BATI KARADENİZ GEZİSİ (I)

ABONE OL
11:27 - 23/10/2020 11:27
0

BEĞENDİM

ABONE OL
Kaplan
Best

-Amasya-Merzifon-Sinop-

Türk Eğitim Derneği bu sene Batı Karadeniz dedi. “15.Kültür ve Araştırma Gezisi” nin güzergahı böyle belirlendi (2018). Batı Karadeniz Gezisi ’ne Ahmet Yumuşak kardeşimize selam vererek, mezarı başında dualar okuyarak başlamak istiyoruz. O Türk Eğitim Derneği’nin başkanlarından biriydi. O önden gidenlerden (2017). Biz onu Merzifon’un Ovabaşı Köyün’e yolculamıştık. Onu çiğneyip geçmek olmazdı.

Samsun

Samsun Havaalanı’nda Emin kardeşimiz Kaptan Sezgin ve Rehberimiz Mehmet Doğan Öz bizi bekliyordu. Kısa bir tanışma faslından sonra bindik otobüse. Akşam Amasya’da konaklayacağız. Güneş Amasya’yı daha terketmemişti ki şehzadeler Şehri’ne adımımızı attık. Şehri dolaşmak için daha zamanımız vardı. Otele yerleştik, sofra hazır vaziyette bizi bekliyordu, yemeklerimizi de yedik. Daha fazla geç olmadan düştük Amasya sokaklarına. İlk geldiğimizde bizleri elinde ışıklar açaan lambalarla karşılayan Ferhat ile Şirin, bu sefer karşılamadı bile bizi, şehir karalara bürünmüştü. Sokak lambalarının dışında özel bir ışıklandırılma yapılmamış şehirde. Kaya Mezarlar da gizlenmiş, görünmüyor. Bir hüzün şehri gibi olmuş Amasya. Karalara bürünmüş Ferhat ile Şirin’in şehri. Sadece hafiften bir ses geliyor kulaklarımıza; Yeşilırmak’ın sesi bu, gizliden gizliye ağlıyor sanki. Belki de bu yıl Ferhat ile Şirin’in ölüm yılıdır diye düşünmeden edemedik…

Şehzadeler

Sokak lambalarının ışığında da olsa Şehzadeleri selamlamayı ihmal etmedik. Rehberimiz haklarında kısa kısa bilgilendirmeler yaptı. Rehberimiz aynı zamanda doktora öğrencisiymiş. İnançlı, mütedeyyin, bilgili ve de saygılı birisi. Şehzadeler şehri Amasya, sen ne kadar şanslı bir şehirmişsin ki; Osmanlı Şehzadelerini bağrına basmışsın. Süt vermişin, ekmek vermişsin aş vermişsin onlara. Sonra da Cihan Padişahı olarak uğurlamışsın onları dualarla Amasya’dan. Bundan daha büyük bahtiyarlık mı olurmuş…
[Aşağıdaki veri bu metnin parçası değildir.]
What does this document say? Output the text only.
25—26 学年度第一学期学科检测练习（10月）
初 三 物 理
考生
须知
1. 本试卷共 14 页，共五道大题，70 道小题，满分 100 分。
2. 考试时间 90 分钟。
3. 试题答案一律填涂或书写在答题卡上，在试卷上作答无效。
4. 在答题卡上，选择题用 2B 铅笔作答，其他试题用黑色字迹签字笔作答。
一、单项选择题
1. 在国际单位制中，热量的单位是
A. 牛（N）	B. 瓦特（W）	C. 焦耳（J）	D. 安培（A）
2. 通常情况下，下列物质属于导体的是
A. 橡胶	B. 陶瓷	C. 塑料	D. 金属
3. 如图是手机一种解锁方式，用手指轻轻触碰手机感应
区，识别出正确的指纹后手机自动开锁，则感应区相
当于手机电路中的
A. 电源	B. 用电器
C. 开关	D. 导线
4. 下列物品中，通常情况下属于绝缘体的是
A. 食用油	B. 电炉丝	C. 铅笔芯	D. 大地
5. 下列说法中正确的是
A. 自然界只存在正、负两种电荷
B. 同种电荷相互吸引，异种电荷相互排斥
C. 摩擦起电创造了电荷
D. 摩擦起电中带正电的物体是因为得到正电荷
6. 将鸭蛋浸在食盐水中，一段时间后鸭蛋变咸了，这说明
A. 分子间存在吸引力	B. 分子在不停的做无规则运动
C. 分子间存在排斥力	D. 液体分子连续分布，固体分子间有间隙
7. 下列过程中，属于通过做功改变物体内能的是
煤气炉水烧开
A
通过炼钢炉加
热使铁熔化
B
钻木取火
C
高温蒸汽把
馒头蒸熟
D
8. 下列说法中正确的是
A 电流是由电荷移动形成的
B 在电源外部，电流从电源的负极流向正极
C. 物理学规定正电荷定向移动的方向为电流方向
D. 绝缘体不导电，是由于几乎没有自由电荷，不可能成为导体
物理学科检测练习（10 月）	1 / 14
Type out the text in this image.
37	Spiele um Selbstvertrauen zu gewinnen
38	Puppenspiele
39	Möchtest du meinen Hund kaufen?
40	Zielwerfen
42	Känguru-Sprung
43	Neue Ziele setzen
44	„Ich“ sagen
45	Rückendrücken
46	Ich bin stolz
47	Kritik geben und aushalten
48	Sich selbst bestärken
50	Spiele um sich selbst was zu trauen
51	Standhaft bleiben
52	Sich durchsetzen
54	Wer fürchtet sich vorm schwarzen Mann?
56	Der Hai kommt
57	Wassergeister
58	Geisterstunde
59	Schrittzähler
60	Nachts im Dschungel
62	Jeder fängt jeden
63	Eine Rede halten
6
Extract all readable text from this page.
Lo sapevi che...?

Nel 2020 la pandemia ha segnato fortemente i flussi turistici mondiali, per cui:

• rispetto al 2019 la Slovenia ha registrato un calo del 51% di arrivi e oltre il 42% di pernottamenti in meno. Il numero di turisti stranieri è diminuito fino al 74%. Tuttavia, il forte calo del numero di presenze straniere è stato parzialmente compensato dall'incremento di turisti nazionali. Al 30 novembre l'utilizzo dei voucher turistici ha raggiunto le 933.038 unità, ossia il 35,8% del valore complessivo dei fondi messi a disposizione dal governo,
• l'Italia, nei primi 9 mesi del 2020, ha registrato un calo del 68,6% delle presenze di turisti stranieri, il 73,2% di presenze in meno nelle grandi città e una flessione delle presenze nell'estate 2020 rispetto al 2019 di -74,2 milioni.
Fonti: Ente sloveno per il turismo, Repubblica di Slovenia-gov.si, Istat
Şehzadelerin başında yapılan bu kısa tarih sohbetinin heyecanıyla yürüyoruz Yeşil Irmak’ın kenarında aheste aheste.

Hedefimizde salepçi dükkanı var. Salepçi arıyoruz. Önümüze gelen herkese soruyoruz. Nerede salep içebiliriz? Herkes başka bir yer tarif ediyor ve o tarif edilen yerler salepçi değil. Salebin de içildiği yerler. Baktık sormakla olmuyor, Recai önden hızlıca gitti ve sokak sokak salepçi aramaya başladı. Bir zaman sonra ara sokakların birinden çıkageldi, bulmuş salepçityi. Hep beraber düştük peşine Recai’nin. Salepçi Dursun.

Salepçi Dursun

 Önce Dursun amcayla tanıştık… Dursun amca, ince, uzun boylu, başında şapkasıyla dikkat çeken  esmer bir Amasyalı vatandaş. Son derece kibar bir beyefendi birisi. Biz sorduk o anlattı salebin hikayesini: “Salebin ham maddesi yabani orkidedir. Anadolu orkidesi olarak bilinir. Kışın hemen hemen her evde her kafede bulabileceğiniz içinizi ısıtan üzerinin tarçınıyla etrafa mis gibi kokular yayan bir içecektir salep.

Bir kilogram salep 2 bin 500 yabani orkide kökünden elde edilir. Türkiye’de doğal ortamda yetişen sadece 40 çeşit yabani orkide vardır. Bunların kalitesi yetiştiği ortama ve türüne göre değişir. Salep ülkemizde birçok yerde yetişmektedir. Ancak ticareti Burdur’un Bucak ilçesinde yapılır. Salebin yararları saymakla bitmez: Öksürüğe ve sindirim sistemine iyi gelir, enerji verir, zihni açar. Geleneğimizde salep, büyük ve kulpsuz porselen fincanlarda içilir.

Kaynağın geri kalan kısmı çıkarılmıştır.